Was mich diese Woche wieder besonders beschäftigt hat – wie auch an vielen anderen Tagen – ist die Überdosis extremen Dufts, die einige Mitmenschen einnehmen.

„Ich kann dich gut riechen“ versus „das stinkt zum Himmel“ – diese beiden Redewendungen beschreiben meine Gefühle ziemlich gut. Mich als Geruchs-Fetischist zu beschreiben wäre vielleicht ein wenig übertrieben, aber nur ein wenig. Dabei muss ich jedoch differenzieren: Führt jemand eine Überdosis an frischem Duft mit sich, stört mich das nicht. Wenn’s jedoch Richtung pudrig/orientalisch geht und Komponenten wie Patschuli, Vanille oder Ambra dominieren, dreht sich mir die Nase um – und der Magen gleich mit.

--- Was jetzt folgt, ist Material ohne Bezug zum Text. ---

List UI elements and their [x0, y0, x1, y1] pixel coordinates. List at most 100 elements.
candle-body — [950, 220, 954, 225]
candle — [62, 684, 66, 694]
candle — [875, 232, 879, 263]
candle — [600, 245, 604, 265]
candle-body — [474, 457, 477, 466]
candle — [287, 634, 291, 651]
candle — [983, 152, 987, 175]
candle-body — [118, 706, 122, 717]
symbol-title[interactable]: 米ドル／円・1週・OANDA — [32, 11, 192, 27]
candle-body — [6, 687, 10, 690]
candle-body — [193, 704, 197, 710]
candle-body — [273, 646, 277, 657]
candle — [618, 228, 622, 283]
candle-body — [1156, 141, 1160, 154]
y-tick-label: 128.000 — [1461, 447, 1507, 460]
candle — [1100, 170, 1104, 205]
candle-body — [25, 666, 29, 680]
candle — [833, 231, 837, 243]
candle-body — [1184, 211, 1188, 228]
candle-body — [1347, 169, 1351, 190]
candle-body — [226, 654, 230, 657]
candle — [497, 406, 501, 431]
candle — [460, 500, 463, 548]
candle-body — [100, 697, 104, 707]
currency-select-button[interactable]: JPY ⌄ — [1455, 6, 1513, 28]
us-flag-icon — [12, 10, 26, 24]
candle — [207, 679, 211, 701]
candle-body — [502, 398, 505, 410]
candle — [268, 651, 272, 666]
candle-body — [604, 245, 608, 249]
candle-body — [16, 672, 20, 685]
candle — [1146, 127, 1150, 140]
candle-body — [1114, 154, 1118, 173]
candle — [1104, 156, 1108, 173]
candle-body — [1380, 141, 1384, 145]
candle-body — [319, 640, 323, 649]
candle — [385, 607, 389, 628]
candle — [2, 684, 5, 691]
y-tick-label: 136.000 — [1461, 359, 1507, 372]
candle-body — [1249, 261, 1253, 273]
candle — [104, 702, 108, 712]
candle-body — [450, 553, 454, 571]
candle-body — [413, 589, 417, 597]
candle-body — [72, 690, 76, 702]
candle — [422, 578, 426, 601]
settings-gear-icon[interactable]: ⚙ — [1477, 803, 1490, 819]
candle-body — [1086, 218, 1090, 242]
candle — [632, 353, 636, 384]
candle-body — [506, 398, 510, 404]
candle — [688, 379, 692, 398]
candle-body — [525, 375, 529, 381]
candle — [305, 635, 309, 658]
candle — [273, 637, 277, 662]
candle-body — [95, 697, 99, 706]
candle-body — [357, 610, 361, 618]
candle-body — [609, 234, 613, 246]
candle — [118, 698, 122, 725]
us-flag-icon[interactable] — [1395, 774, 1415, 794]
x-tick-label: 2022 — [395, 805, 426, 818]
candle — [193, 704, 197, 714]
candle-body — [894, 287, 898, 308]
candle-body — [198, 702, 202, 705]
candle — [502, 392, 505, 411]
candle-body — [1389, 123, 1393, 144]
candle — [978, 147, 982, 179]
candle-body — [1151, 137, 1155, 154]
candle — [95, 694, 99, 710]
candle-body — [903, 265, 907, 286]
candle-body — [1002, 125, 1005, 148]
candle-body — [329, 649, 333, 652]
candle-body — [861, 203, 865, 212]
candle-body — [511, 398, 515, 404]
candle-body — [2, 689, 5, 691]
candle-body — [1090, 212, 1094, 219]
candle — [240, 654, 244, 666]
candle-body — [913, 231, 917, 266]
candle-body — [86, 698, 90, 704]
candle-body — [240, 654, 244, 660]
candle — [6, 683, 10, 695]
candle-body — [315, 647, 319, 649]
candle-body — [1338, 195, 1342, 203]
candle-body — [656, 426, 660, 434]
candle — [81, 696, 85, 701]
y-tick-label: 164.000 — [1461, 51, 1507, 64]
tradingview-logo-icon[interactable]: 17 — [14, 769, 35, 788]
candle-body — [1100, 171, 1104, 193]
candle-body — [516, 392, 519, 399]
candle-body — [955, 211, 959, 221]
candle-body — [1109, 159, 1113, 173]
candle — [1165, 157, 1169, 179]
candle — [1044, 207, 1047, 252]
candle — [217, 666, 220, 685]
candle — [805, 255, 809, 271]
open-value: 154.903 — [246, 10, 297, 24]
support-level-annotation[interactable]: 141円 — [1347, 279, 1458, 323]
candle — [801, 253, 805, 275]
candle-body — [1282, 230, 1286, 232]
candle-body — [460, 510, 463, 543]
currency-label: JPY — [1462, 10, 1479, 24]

Mittwochmorgen, 8:30 Uhr, Tatort U-Bahn: Müde aber entspannt warte ich am Bahnsteig auf den einfahrenden Zug. Neben mir positioniert sich eine modisch angezogene, Haar-toupierte, Make-up-geschwängerte, vermutlich Fake-Handtasche-tragende, dunkelhaarige Endzwanzigerin. Automatisch blähen sich meine Nüstern. Und wie schon vermutet sauge ich einen schweren, pudrig-süßen Duft ein, der scheinbar so günstig war, dass er verschwenderisch aufgetragen wurde. Sofort bin ich gereizt und ziehe angewidert einige Meter weiter. Beim Betreten der Bahn achte ich darauf, dass die Duftbombe und ich nicht im selben Abteil eingeschlossen sind. Mein Waggon ist zwar sehr voll, aber dafür reizt dort nichts meine Nase. Zumindest bis zur nächsten Station. Auch dort kann ich die Zugestiegenen unfallfrei riechen. Puh, Glück gehabt für heute Morgen. Die lange Rolltreppe an meiner Station beendet meinen glückseligen Zustand jedoch abrupt. Drei Stufen vor mir ein Mitte Dreißigjähriger mit Anzughose und Waffeljacke, dessen Haar stark gegelt ist – wogegen persé nichts einzuwenden ist, wenn es ihm gefällt. Doch er hat sich so stark eingedieselt mit einem süßen Duft, der mich stark an Joop Homme erinnert, dass sich mir der Magen umdreht. Gott sei Dank ist Herbst und so kann ich meinen Wollschal, der von Oktober bis März zu meiner täglichen Garderobe zählt, über die Nase ziehen. Aber der Duft schafft es hindurch. Am liebsten würde ich den Mann zurechtweisen und ihm sagen, dass er ein ganz schlimmes Parfum trägt. Doch wer bin ich, dass ich über die Vorlieben anderer Leute urteile? Mit verkniffenen Augen und durch den Mund atmend kann ich die Frischluft am Ausgang kaum erwarten.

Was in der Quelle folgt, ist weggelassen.